Wisconsin Elk Study Progress Report from Dr. Ray Anderson, a professor at UW-Stevens Point and Project Director.
Five elk calves have been born since the first week in June to a herd of elk reintroduced to northwestern Wisconsin two years ago, and seven more calves could be born through the second week in July, according to Ray Anderson, project director and professor emeritus of wildlife at the University of Wisconsin-Stevens Point.
The newborn calves include three bulls and two heifers, he said.
Anderson, along with three college students and volunteers, have placed radio-transmitter collars around the calves’ necks to determine how well they survive.
Except for bark-like warning vocalizations, the mothers of the calves have shown no physical threats to the researchers when placing the radio-transmitter collars on the calves, said Anderson.
“With the new calves, the herd now numbers between 35 and 36 animals,” said Anderson. “Our main focus of research this summer will be to determine the herd production and survivorship of the calves.”
Seven calves were born in 1995, shortly after the herd had been transported from northern Michigan to a release site five miles southwest of Clam Lake in the Chequamegon National Forest. Only two calves were born in the summer of 1996.

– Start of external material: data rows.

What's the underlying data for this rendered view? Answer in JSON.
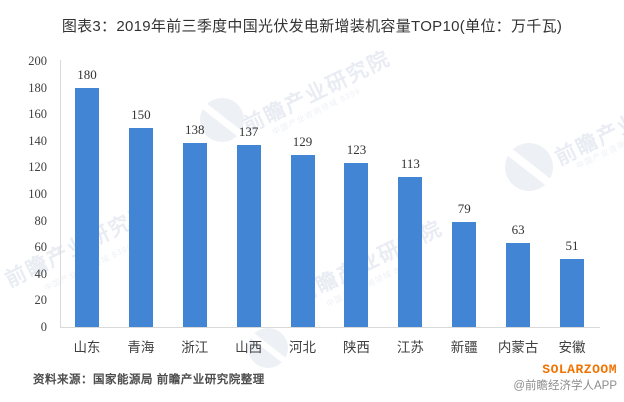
{
  "title": "图表3：2019年前三季度中国光伏发电新增装机容量TOP10(单位：万千瓦)",
  "chart_data": {
    "type": "bar",
    "title": "图表3：2019年前三季度中国光伏发电新增装机容量TOP10(单位：万千瓦)",
    "categories": [
      "山东",
      "青海",
      "浙江",
      "山西",
      "河北",
      "陕西",
      "江苏",
      "新疆",
      "内蒙古",
      "安徽"
    ],
    "values": [
      180,
      150,
      138,
      137,
      129,
      123,
      113,
      79,
      63,
      51
    ],
    "xlabel": "",
    "ylabel": "",
    "ylim": [
      0,
      200
    ],
    "ytick_step": 20,
    "grid": false,
    "legend": "none",
    "bar_color": "#4285d5",
    "axis_color": "#d9d9d9"
  },
  "watermark": {
    "text": "前瞻产业研究院",
    "subtext": "中国产业咨询领域 8399"
  },
  "footer": {
    "source": "资料来源：国家能源局 前瞻产业研究院整理",
    "brand": "SOLARZOOM",
    "brand_color": "#f07300",
    "credit": "@前瞻经济学人APP"
  }
}
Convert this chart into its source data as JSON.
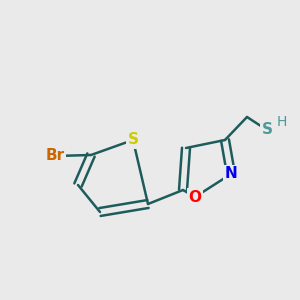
{
  "background_color": "#EAEAEA",
  "bond_color": "#1E5C5C",
  "bond_width": 1.8,
  "atoms": {
    "Br": {
      "color": "#CC6600",
      "fontsize": 11,
      "fontweight": "bold"
    },
    "S_thio": {
      "color": "#CCCC00",
      "fontsize": 11,
      "fontweight": "bold"
    },
    "O": {
      "color": "#FF0000",
      "fontsize": 11,
      "fontweight": "bold"
    },
    "N": {
      "color": "#0000EE",
      "fontsize": 11,
      "fontweight": "bold"
    },
    "S_thiol": {
      "color": "#4D9999",
      "fontsize": 11,
      "fontweight": "bold"
    },
    "H": {
      "color": "#4D9999",
      "fontsize": 10,
      "fontweight": "normal"
    }
  },
  "figsize": [
    3.0,
    3.0
  ],
  "dpi": 100,
  "xlim": [
    0,
    300
  ],
  "ylim": [
    0,
    300
  ]
}
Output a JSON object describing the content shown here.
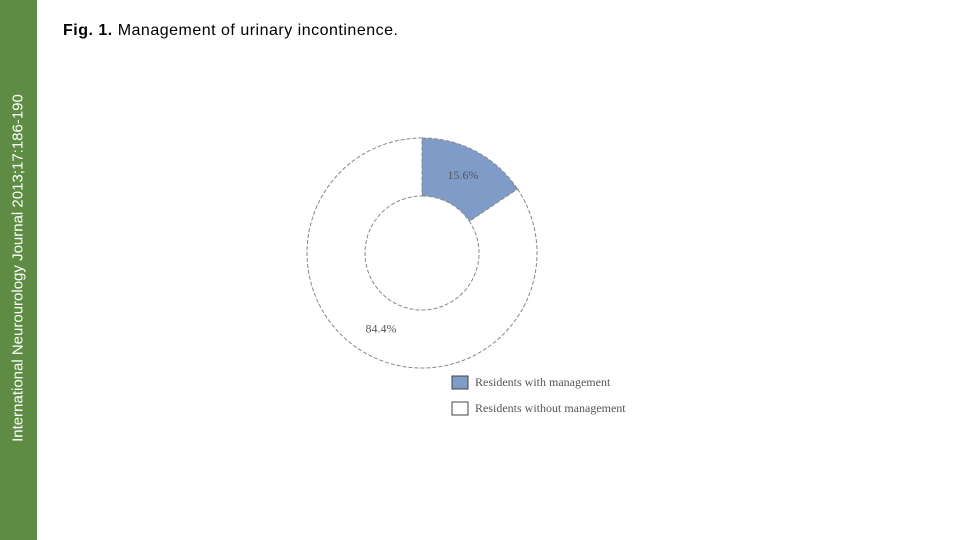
{
  "sidebar": "International Neurourology Journal 2013;17:186-190",
  "caption_label": "Fig. 1.",
  "chart_data": {
    "type": "pie",
    "title": "Management of urinary incontinence.",
    "categories": [
      "Residents with management",
      "Residents without management"
    ],
    "values": [
      15.6,
      84.4
    ],
    "value_labels": [
      "15.6%",
      "84.4%"
    ],
    "colors": [
      "#7f9cc9",
      "#ffffff"
    ],
    "donut": true
  }
}
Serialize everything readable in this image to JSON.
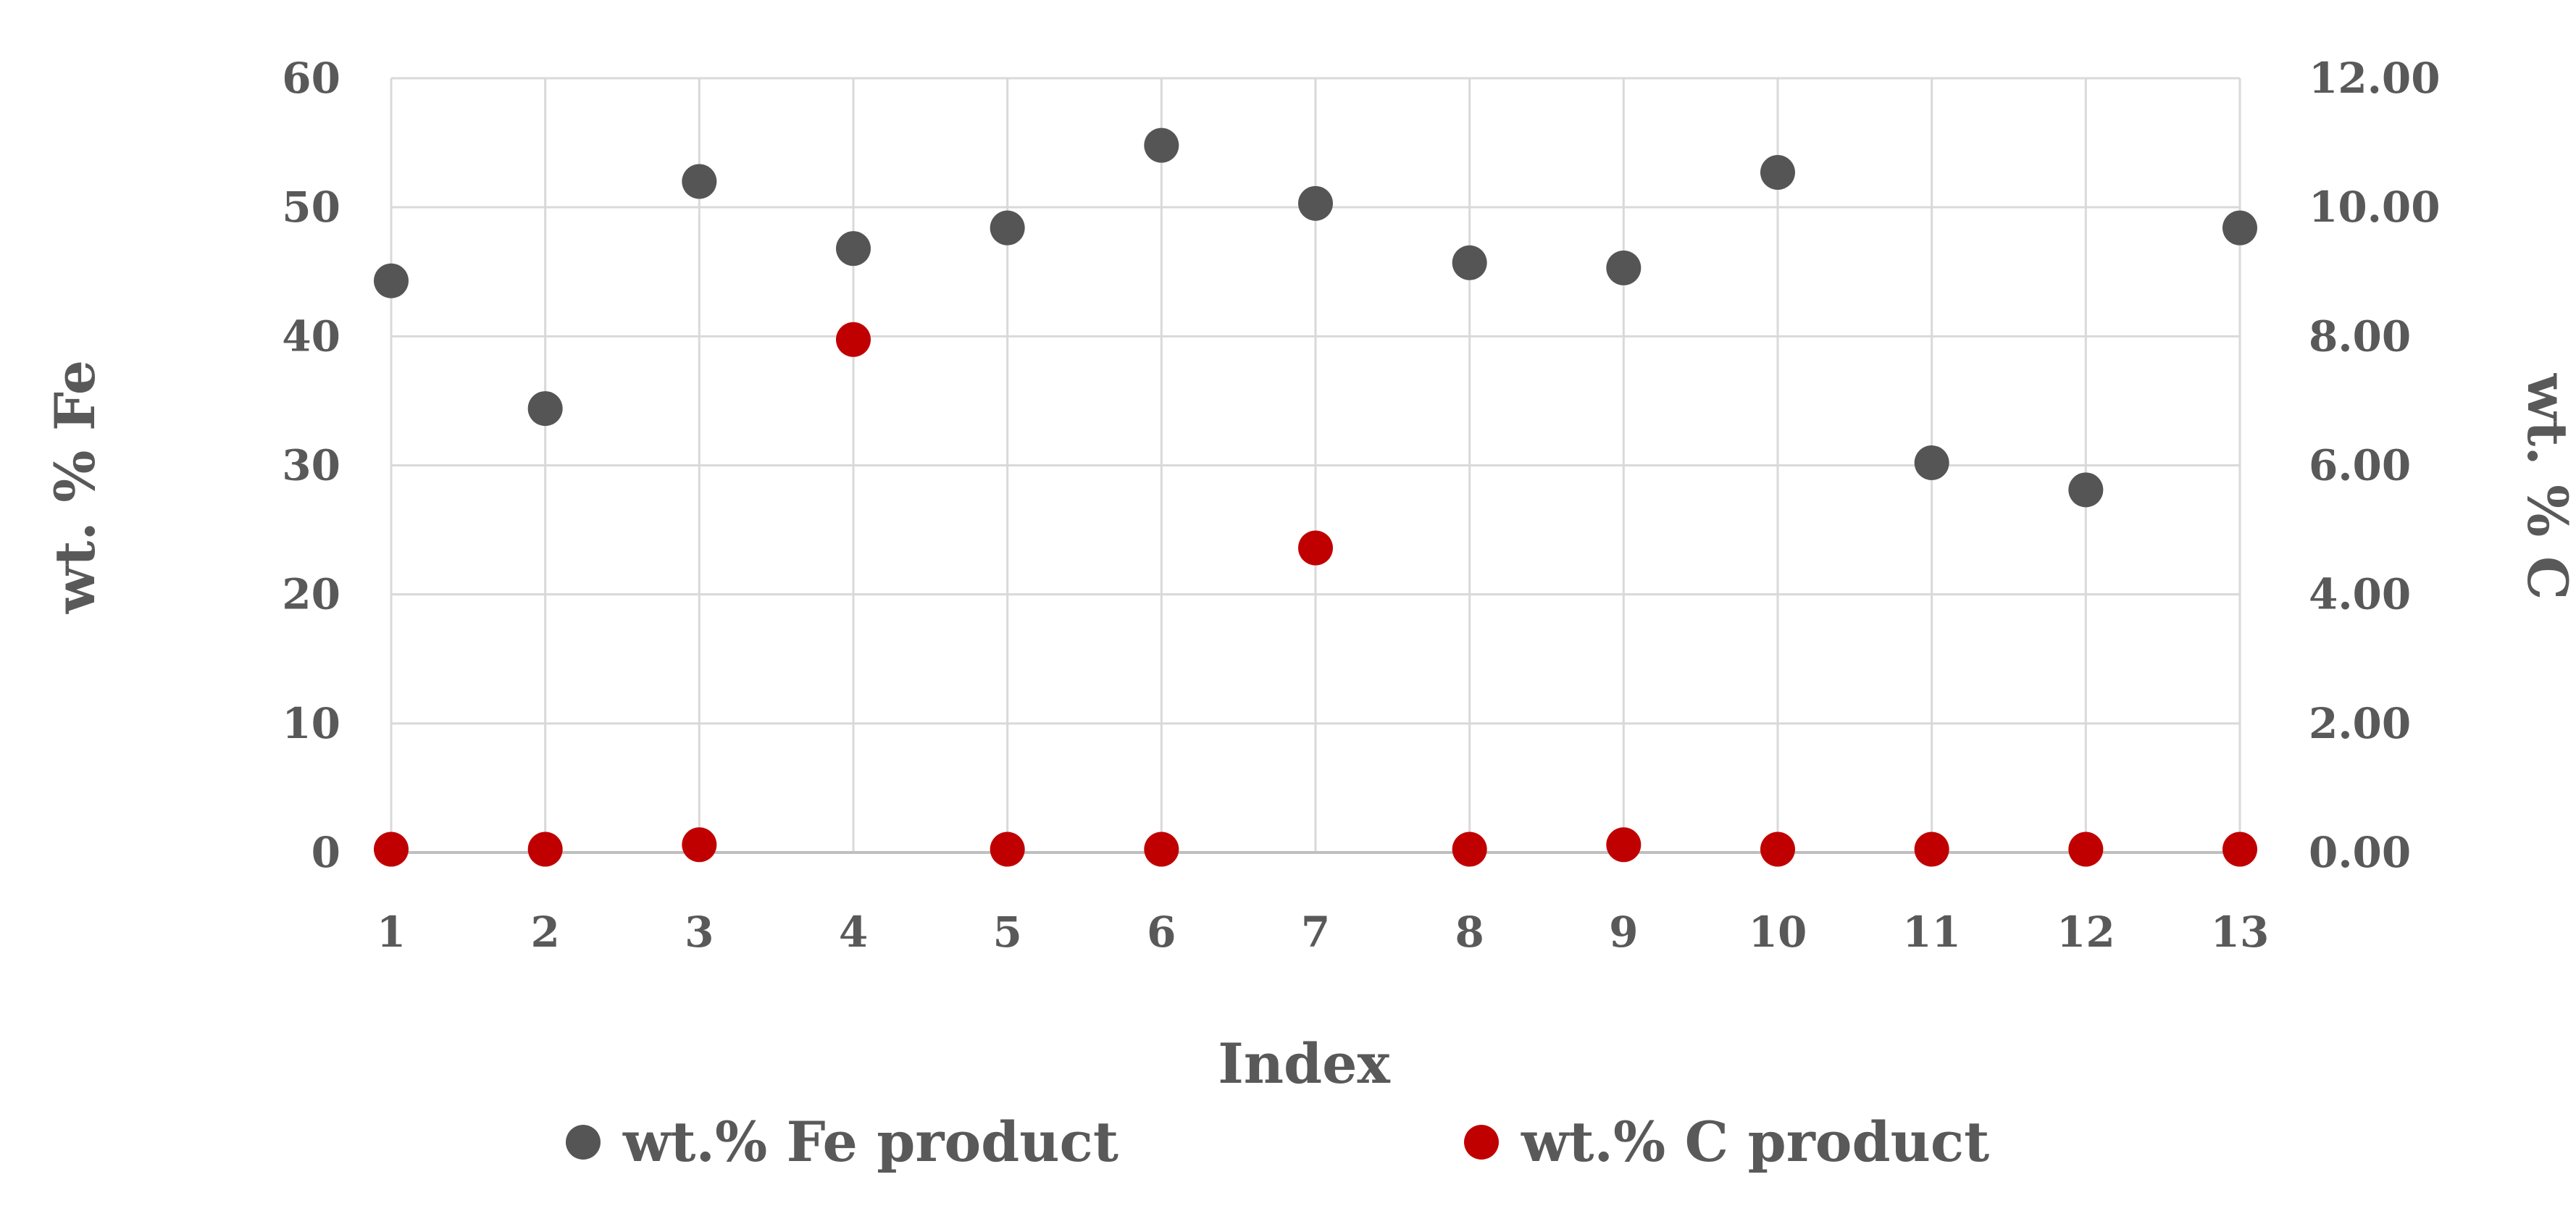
{
  "chart_data": {
    "type": "scatter",
    "xlabel": "Index",
    "ylabel_left": "wt. % Fe",
    "ylabel_right": "wt. % C",
    "x": [
      1,
      2,
      3,
      4,
      5,
      6,
      7,
      8,
      9,
      10,
      11,
      12,
      13
    ],
    "x_tick_labels": [
      "1",
      "2",
      "3",
      "4",
      "5",
      "6",
      "7",
      "8",
      "9",
      "10",
      "11",
      "12",
      "13"
    ],
    "ylim_left": [
      0,
      60
    ],
    "ylim_right": [
      0,
      12
    ],
    "y_left_tick_labels": [
      "0",
      "10",
      "20",
      "30",
      "40",
      "50",
      "60"
    ],
    "y_right_tick_labels": [
      "0.00",
      "2.00",
      "4.00",
      "6.00",
      "8.00",
      "10.00",
      "12.00"
    ],
    "grid": true,
    "legend_position": "bottom",
    "series": [
      {
        "name": "wt.% Fe product",
        "axis": "left",
        "color": "#555555",
        "values": [
          44.3,
          34.4,
          52.0,
          46.8,
          48.4,
          54.8,
          50.3,
          45.7,
          45.3,
          52.7,
          30.2,
          28.1,
          48.4
        ]
      },
      {
        "name": "wt.% C product",
        "axis": "right",
        "color": "#c00000",
        "values": [
          0.05,
          0.05,
          0.12,
          7.95,
          0.05,
          0.05,
          4.72,
          0.05,
          0.12,
          0.05,
          0.05,
          0.05,
          0.05
        ]
      }
    ]
  }
}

Radio-transmitter collars attached to two wolves and four black bears residing in the area of the herd will assist Anderson and the Wisconsin Department of Natural Resources with monitoring any predation on the adult elk and calves.
“I don’t expect either one of these predators to have an effect on the calves,” said Anderson. “The calves are so large at birth and they are able to move very fast in a short time after being born. Also, the mothers are very protective of their calves.”
Since the herd was released in May of 1995 near Clam Lake, two bulls and one yearling cow have died from natural causes. An adult cow was accidentally shot during the gun deer season in November of 1995.
The herd has remained with two miles of the release site.